National and royal anthem of Siam from 1871 to 1888

"Bulan Loi Luean" (บุหลันลอยเลื่อน, /th/) or "Bulan Luean Loi Fa" (บุหลันเลื่อนลอยฟ้า, /th/; lit. 'The Floating Moon on the Sky') is a composition of Thai classical music traditionally credited to King Rama II. According to the traditional story, the King had a dream in which he saw the moon floating toward him and then heard beautiful music. Upon waking up, he played the music he heard in the dream and had court musicians arrange and remember the piece.
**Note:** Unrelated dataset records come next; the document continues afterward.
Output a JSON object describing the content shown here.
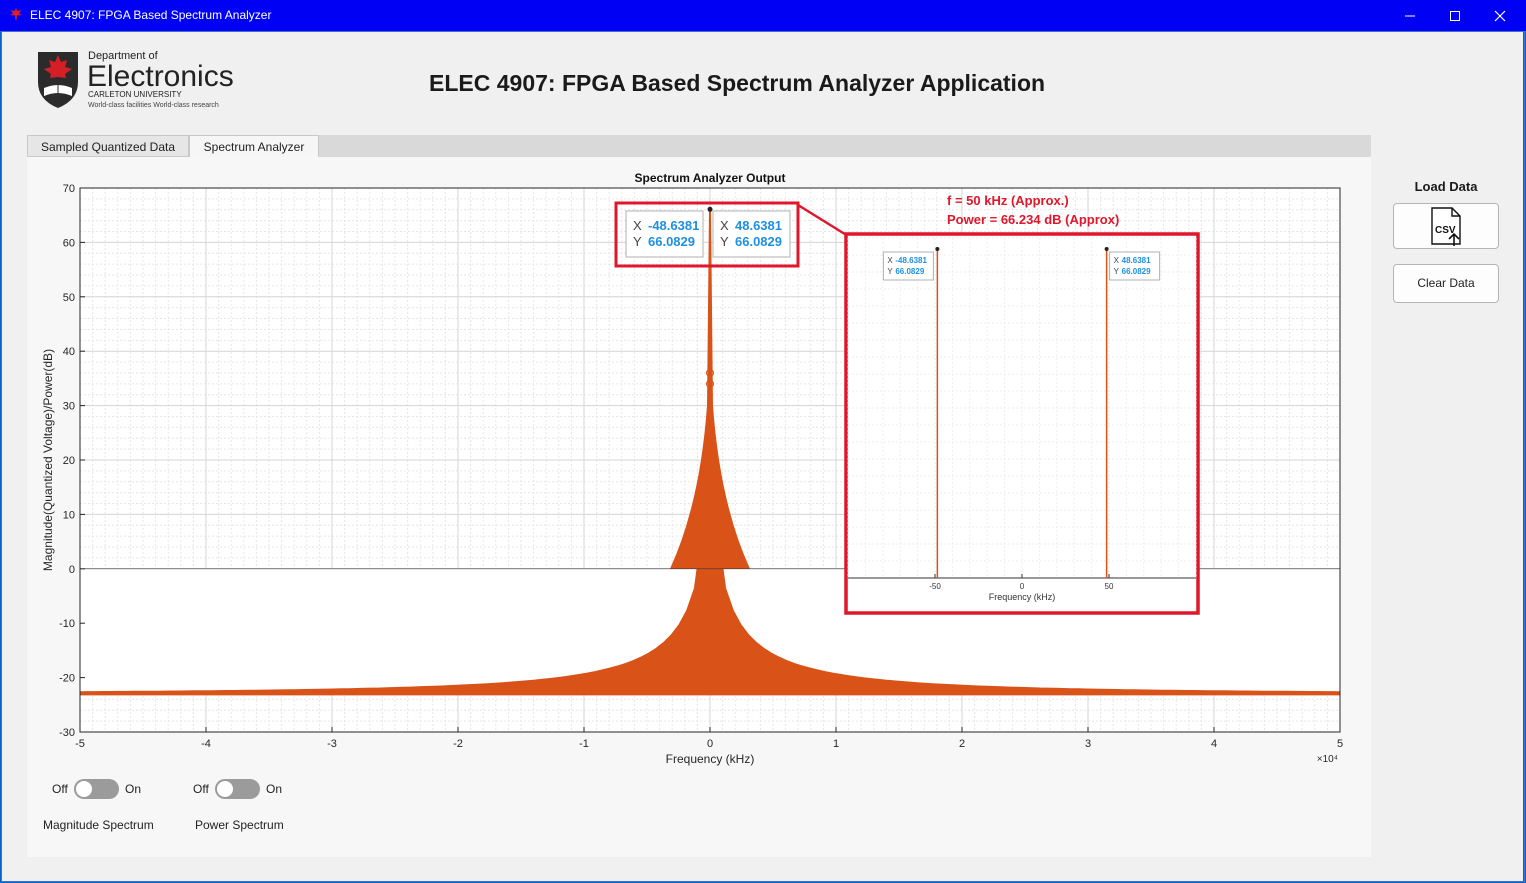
{
  "window": {
    "title": "ELEC 4907: FPGA Based Spectrum Analyzer"
  },
  "logo": {
    "dept": "Department of",
    "name": "Electronics",
    "university": "CARLETON UNIVERSITY",
    "tagline": "World-class facilities  World-class research"
  },
  "app_title": "ELEC 4907: FPGA Based Spectrum Analyzer Application",
  "tabs": [
    {
      "label": "Sampled Quantized Data"
    },
    {
      "label": "Spectrum Analyzer"
    }
  ],
  "side": {
    "load_label": "Load Data",
    "csv_icon_text": "CSV",
    "clear_label": "Clear Data"
  },
  "toggles": [
    {
      "off": "Off",
      "on": "On",
      "caption": "Magnitude Spectrum"
    },
    {
      "off": "Off",
      "on": "On",
      "caption": "Power Spectrum"
    }
  ],
  "annotation": {
    "line1": "f = 50 kHz (Approx.)",
    "line2": "Power = 66.234 dB (Approx)"
  },
  "datatips": [
    {
      "x": "-48.6381",
      "y": "66.0829"
    },
    {
      "x": "48.6381",
      "y": "66.0829"
    }
  ],
  "chart_data": [
    {
      "type": "line",
      "title": "Spectrum Analyzer Output",
      "xlabel": "Frequency (kHz)",
      "ylabel": "Magnitude(Quantized Voltage)/Power(dB)",
      "x_exponent": "×10⁴",
      "xlim": [
        -5,
        5
      ],
      "ylim": [
        -30,
        70
      ],
      "xticks": [
        -5,
        -4,
        -3,
        -2,
        -1,
        0,
        1,
        2,
        3,
        4,
        5
      ],
      "yticks": [
        70,
        60,
        50,
        40,
        30,
        20,
        10,
        0,
        -10,
        -20,
        -30
      ],
      "grid": "minor",
      "color": "#d95319",
      "series": [
        {
          "peaks": [
            {
              "x": -48.6381,
              "y": 66.0829
            },
            {
              "x": 48.6381,
              "y": 66.0829
            }
          ],
          "noise_floor": -23,
          "baseline": 0
        }
      ]
    },
    {
      "type": "line",
      "xlabel": "Frequency (kHz)",
      "xticks": [
        -50,
        0,
        50
      ],
      "color": "#d95319",
      "series": [
        {
          "peaks": [
            {
              "x": -48.6381,
              "y": 66.0829
            },
            {
              "x": 48.6381,
              "y": 66.0829
            }
          ]
        }
      ]
    }
  ]
}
The music has since been used in the classical play (lakhon nai) of Inao.

In 1871, King Chulalongkorn (Rama V) had a Western arrangement of the song adopted as the royal anthem, and it became known as "Sansoen Phra Barami". The composition was used as the royal anthem until 1888, when the current royal anthem, also known as "Sansoen Phra Barami," (Note: The current anthem is distinguished as "Sansoen Phra Barami (Farang)" as opposed to "Sansoen Phra Barami (Thai)" for the previous one) was adopted. King Vajiravudh (Rama VI) later had another arrangement of the song, with new lyrics, adopted as the anthem of the Wild Tiger Corps in 1911, and it became known as "Sansoen Suea Pa".